I think that's the diametric opposite of what I'm saying. Justification is individually subjective. It doesn't mean anything except to the extent that someone acknowledges it, and even then it doesn't have any value in communication except to the extent that others acknowledge it. Still, the primary point is that it's subjective, not objective.

ToxicAssets:
But what if the parts judging the situation feel they subscribe to a mutual understanding of the NAP and that this understanding applied to the particular occasion is such that some perpetrated action is indeed justifiable? Where's the problem with that?

There's no problem. My point is that everyone needs to recognize that the action wasn't actually justified, it just seemed to be justified from the individual perspectives of several people. The corrolary point is that, from the perspectives of other individuals, the action may not be justified.

ToxicAssets:
But I think my troubles with what you've said before are maybe more related to you saying that the NAP merely "defines" aggression.
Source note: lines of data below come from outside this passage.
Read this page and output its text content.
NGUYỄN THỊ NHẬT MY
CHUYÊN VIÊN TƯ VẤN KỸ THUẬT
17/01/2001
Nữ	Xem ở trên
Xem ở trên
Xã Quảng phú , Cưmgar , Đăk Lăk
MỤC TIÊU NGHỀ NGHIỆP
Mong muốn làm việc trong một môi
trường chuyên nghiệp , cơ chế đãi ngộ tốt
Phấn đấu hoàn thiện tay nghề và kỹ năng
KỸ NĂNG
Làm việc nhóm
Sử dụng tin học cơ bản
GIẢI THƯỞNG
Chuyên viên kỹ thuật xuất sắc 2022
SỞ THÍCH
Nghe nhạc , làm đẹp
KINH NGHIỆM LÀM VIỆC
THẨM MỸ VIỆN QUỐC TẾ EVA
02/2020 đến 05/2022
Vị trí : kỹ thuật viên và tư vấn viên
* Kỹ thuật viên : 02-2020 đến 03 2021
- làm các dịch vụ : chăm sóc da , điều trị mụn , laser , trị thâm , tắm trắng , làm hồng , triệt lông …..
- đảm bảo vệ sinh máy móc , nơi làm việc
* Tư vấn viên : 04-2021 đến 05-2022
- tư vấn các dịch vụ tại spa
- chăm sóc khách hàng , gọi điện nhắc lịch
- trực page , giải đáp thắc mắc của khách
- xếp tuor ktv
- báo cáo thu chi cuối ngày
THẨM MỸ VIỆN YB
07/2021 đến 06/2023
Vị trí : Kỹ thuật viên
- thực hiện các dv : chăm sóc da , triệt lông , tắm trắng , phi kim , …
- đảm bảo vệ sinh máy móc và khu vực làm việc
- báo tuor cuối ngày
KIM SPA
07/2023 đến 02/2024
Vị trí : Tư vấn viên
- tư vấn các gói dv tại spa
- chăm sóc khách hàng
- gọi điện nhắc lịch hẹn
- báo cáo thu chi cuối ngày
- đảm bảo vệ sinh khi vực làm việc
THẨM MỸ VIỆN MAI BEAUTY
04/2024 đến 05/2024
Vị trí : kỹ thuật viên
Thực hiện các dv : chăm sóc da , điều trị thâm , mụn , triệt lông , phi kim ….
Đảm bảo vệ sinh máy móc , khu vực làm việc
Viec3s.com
What does that mean exactly?

I can't fault you for failing to read the entire thread. But I'd remarked that I didn't mean to say the NAP "defined" aggression. Rather, the NAP is a rule about boundaries on violence.

ToxicAssets:
And people usually have different ideas concerning specific instances, but their overall agreement on most items allow for some intersubjective assessments of justice.

But I want to hear what you think.

I acknowledge the possibility for agreement (what I think you mean when you say "intersubjective assessment"). As far as what I think, my contribution would be to clarify that activity isn't actually (read: objectively, necessarily, indisputably) justified as a matter of fact simply because several people agree about their feelings.